Today I have a little proble and I think that the origin is about the stack.
This is my problem :
I declare three user task like this :
void task1Function(void) {
print_uart0("-usertask : First task is started...\r\n");
while(1){
//syscall(1);
}
}
void task2Function(void) {
print_uart0("-usertask : Second task is running...\r\n");
//syscall(); /* To return in the kernel's mode */
while(1){
}
}
void task3Function(void) {
print_uart0("-usertask : Third task is running...\r\n");
//syscall(); /* To return in the kernel's mode */
while(1){
}
}
I have an array of three task whose the strucure is below :
typedef struct
{
unsigned int *sp;
unsigned int registers[12];
unsigned int lr;
unsigned int pc;
unsigned int cpsr;
unsigned int mode;
unsigned int num;
void *stack;
int stacksize;
int priority;
int state; /* Running, Ready, Waiting, Suspended */
/* Next and previous task in the queue */
struct taskstruct *qnext, *qprev;
}taskstruct;
Here the inialisation of my tasks :
void init_task(taskstruct * task, void (*function)(void) ){
task->sp = (unsigned int*)&function;
task->registers[0] = 0; // r0
task->registers[1] = 0; // r1
task->registers[2] = 0; // r2
task->registers[3] = 0; // r3
task->registers[4] = 0; // r4
task->registers[5] = 0; // r5
task->registers[6] = 0; // r6
task->registers[7] = 0; // r7
task->registers[8] = 0; // r8
task->registers[9] = 0; // r9
task->registers[10] = 0; // r10
task->registers[11] = 0; // r11
task->registers[12] = 0; // r12
task->lr = 0;
task->pc = 0;
task->cpsr = 0;
task->mode = 0x10;
}
init_task(&task[0],&task1Function);
init_task(&task[1],&task2Function);
init_task(&task[2],&task3Function);
But when I passed the task[0].sp to my activate function, it's always the last declared task that is launched (i.e the third):
.global activate
activate:
LDR r12, [r0]
/*STMFD sp!,{r1-r11,lr}*/
NOP
msr CPSR_c, #0x10 /* User mode with IRQ enabled and FIQ disabled*/
mov pc, r12
So I guess that I have a problem with my user stack and that I have to setup a different stack for each of them, am I right ? In this case, can somebody tell me how I have to proceed ?
Regards, Vincent
Yes, you are right.
You must have separate stacks for each task, since the state of the stack is part of the task's total state.

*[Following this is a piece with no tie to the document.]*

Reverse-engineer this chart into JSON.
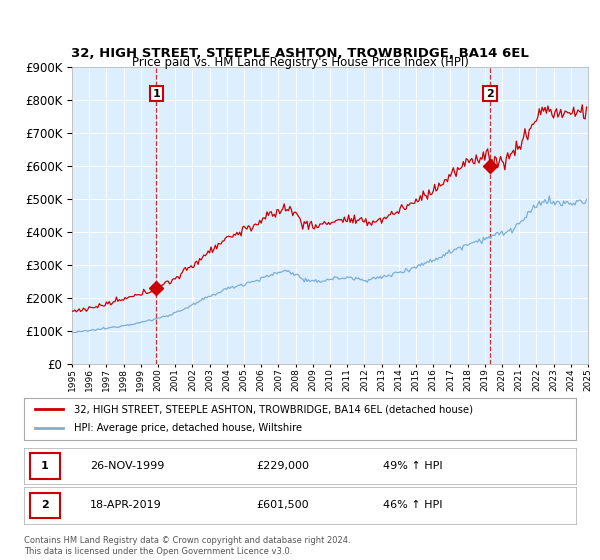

You could add something like
uint32_t stack[512];
to your taskstruct, and then set/restore the task pointer accordingly when switching tasks, of course. It's hard to provide enough detail in this context.
'Ok but how I can allocate the stack task ? ' - malloc it.
You can economize on mallocs by adding the stack space on the end of the taskstruct - all your current members are fixed-size, so calculating the total size to malloc is easy.
The hard bit with these taskers is getting the interrupt entry correct, ie. when an interrupt handler needs to change a task state and so has to exit via the scheduler. This is especially good fun with nested interrupts. Good luck with that!